Google DeepMind announced on February 11, 2026, that its Aletheia agent has advanced beyond solving competition-level problems to functioning as a collaborative research partner for scientists tackling open problems in mathematics, physics, and computer science. The system achieved 91.9% on IMO-ProofBench Advanced while using less compute than previous approaches, and autonomously solved 4 open Erdős conjectures—mathematical problems that had previously stumped human mathematicians.
Aletheia Achieves Breakthrough Performance on Mathematical Benchmarks
The system demonstrated unprecedented capabilities across multiple evaluation metrics. Aletheia achieved up to 90% accuracy on advanced formal proof benchmarks and improved performance from roughly 65% to 95.1% on certain benchmarks, significantly outperforming previous state-of-the-art systems. Most notably, the agent scored 91.9% on IMO-ProofBench Advanced, surpassing the January 2026 Deep Think score while requiring less computational resources.

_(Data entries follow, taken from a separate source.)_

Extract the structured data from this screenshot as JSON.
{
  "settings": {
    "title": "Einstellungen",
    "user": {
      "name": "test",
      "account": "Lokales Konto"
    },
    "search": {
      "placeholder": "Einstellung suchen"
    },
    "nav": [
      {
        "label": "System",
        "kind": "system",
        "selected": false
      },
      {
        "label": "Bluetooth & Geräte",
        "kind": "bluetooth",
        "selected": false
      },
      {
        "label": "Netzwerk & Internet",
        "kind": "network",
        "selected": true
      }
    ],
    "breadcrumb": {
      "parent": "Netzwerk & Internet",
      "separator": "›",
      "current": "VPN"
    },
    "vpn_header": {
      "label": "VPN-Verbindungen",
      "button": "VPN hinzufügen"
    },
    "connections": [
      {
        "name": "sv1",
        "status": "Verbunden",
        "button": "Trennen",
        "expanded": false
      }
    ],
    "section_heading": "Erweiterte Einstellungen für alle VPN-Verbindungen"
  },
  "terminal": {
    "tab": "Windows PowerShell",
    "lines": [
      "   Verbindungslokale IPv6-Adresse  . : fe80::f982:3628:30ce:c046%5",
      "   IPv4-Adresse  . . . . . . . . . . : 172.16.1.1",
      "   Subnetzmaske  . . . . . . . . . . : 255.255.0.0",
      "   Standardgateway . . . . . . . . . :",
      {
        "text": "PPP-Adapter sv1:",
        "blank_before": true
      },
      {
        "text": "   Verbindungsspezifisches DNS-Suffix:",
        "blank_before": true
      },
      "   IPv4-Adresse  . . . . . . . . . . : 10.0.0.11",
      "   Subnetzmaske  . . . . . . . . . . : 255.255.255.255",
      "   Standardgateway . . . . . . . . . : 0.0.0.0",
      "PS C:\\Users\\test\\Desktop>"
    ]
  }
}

System Autonomously Solves Previously Unsolved Mathematical Conjectures
When deployed on 700 open Erdős conjectures, Aletheia produced 212 candidates and resolved 13 problems through either autonomous solutions or literature identification. The system also generated a complete research paper on eigenweights without human intervention that researchers consider publishable quality. This represents a fundamental shift from AI systems that solve known problems to those capable of discovering new mathematics and creating original research contributions at a professional level.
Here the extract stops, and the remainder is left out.